Today is the last day of the Mentor Week and in a way, I can’t be glad enough for it to end.
Friday, October 14, 2016
To be sure, this has nothing to do with the school or the instructor, who has been fantastic. It’s simply that I want to get more work done. I have to stay on a schedule if I’m to have good work for my shows, etc.
I got up this morning and didn’t take a walk. Firstly, I woke up in the middle of the night and couldn’t get right back to sleep, so I looked at my computer for a bit. I woke up at 7:30 am, which in any other case would have been late, but because I went to sleep past 11:30 pm, it made sense for me to “sleep in.”
Today, happily, we didn’t have to get in a van, as we did Wednesday. Instead, the group met in Chelsea to look at the current shows. Our mentor is successful enough to be represented by a major New York gallery, so I do appreciate his (sometimes jaundiced) opinion. That said, he is not at all a negative person. I was somewhat unsatisfied with the week, so far, preferring to call it “Field Trip” week instead of “Mentor” week. I craved some one on one attention.
On a segment of our walk along the High Line, I noted how I wished I could get some more personal attention. I suggested that we meet separately from the group, which he resisted. He encouraged discussion one on one as we visited the various galleries and art spaces. I suppose I was all right, with that. We chatted and I asked various questions, and was satisfied with his answer.
He noted, generally, that success in the art world is a “game of chance and skill.” He noted artists such as Matthew Barney and Jacolby Satterwhite as personal examples of people who were engaged with the community, friendly, devoted to their practices and hard working.
Annoyingly enough, this morning, my computer began to act irreparably harmed, so I was forced to make an appointment at an Apple store. I chose the location at the Grand Central terminal, because the 2:30 time slot would be just right for me to visit Chelsea, have lunch and then head for repair.

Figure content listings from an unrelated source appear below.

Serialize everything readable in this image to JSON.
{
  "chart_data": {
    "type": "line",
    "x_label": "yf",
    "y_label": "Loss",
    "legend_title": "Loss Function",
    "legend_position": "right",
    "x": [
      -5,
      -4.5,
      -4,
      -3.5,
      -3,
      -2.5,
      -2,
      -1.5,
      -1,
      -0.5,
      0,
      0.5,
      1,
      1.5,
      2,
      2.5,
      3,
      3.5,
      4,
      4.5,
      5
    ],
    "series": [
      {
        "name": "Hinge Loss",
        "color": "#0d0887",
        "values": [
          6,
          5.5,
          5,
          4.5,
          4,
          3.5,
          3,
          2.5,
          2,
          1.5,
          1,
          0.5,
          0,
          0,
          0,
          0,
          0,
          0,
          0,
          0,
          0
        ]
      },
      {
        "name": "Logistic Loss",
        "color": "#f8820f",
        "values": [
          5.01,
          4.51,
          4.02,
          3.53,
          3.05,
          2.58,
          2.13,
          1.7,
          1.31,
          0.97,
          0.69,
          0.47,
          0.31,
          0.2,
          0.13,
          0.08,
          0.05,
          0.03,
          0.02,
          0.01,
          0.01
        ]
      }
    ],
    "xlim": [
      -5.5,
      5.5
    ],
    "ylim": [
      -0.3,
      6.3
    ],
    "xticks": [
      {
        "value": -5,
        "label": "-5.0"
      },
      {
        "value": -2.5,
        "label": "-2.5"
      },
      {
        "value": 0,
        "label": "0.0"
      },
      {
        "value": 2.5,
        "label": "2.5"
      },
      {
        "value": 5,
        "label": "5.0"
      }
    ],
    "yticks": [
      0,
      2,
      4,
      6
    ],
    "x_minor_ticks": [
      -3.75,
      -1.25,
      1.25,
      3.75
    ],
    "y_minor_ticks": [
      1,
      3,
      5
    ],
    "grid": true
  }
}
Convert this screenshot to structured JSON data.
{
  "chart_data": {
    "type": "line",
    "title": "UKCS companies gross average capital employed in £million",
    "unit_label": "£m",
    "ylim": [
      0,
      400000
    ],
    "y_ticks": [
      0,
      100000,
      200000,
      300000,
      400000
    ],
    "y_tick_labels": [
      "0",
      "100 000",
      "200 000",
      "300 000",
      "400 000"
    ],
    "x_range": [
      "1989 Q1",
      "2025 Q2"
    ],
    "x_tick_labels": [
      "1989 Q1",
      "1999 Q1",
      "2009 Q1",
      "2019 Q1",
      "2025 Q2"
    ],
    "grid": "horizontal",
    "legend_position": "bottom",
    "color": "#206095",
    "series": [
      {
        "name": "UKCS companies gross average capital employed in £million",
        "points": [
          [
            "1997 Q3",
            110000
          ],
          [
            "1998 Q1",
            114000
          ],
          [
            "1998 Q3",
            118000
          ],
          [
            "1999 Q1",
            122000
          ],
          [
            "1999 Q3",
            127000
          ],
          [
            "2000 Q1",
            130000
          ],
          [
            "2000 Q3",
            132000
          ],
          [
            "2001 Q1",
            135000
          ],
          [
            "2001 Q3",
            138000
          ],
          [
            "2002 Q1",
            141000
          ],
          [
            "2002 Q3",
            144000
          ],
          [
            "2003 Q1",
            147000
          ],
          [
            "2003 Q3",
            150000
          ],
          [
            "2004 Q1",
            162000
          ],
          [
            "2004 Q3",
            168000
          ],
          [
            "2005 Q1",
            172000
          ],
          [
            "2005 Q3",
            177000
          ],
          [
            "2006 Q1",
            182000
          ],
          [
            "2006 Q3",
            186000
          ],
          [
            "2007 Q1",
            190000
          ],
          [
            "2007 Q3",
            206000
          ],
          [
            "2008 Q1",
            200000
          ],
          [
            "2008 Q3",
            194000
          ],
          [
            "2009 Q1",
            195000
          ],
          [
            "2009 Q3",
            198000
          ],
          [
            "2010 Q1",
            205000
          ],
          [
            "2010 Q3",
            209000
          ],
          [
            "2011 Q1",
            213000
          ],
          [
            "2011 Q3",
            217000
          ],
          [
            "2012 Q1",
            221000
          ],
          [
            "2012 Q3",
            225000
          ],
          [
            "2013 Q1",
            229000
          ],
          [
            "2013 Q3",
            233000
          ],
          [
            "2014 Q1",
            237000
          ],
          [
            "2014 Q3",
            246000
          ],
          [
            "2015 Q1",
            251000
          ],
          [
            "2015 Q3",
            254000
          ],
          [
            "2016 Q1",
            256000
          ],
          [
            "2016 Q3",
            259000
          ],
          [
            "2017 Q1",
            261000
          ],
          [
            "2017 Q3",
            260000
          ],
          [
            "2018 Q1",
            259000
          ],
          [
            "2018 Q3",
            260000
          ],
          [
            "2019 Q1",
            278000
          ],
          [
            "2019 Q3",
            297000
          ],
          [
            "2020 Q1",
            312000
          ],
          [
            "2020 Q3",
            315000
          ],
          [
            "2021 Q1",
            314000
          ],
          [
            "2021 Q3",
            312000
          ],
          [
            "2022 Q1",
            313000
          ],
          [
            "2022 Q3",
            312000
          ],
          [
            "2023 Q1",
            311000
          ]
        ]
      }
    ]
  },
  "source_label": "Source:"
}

Much to my chagrin at the Apple store, I was told that the hard drive of my three and a half year-old laptop needed replacing. The attendant noted that he was not sure when I would get the computer back, and as I’m traveling next week, I realized it would be best to buy a new model.
After all the rigamarole of diagnosis of my old computer and the purchase of the new one, I then had to go home and prepare for the final Mentor week event, which was a visit to a bar and winery owned by a Columbia MFA graduate. I suppose that the mentor wanted us to see the options of what a “practice” could look like, after school. The winery was in an out of the way section of Bushwhack, Brooklyn (are any parts of Bushwick “in” the way?). It took a few minutes to find among
the old, silent garages and wide, desolate streets. I was a tad annoyed that food hadn’t been suggested, so after a few glasses of “honey wine” — the bar’s specialty – I set out in search of food. I found a decent felafel take out restaurant and was pleased with the menu.
Lastly, I walked back to the bar and stayed until the Mentor was himself ready to leave. There was another colleague waiting, as well, presumably also seeking his attention. The three of us had a relaxing and deeper conversation as the night closed in. At around 10 pm, it was time to trek back to the L train Jefferson stop and then head back into the city.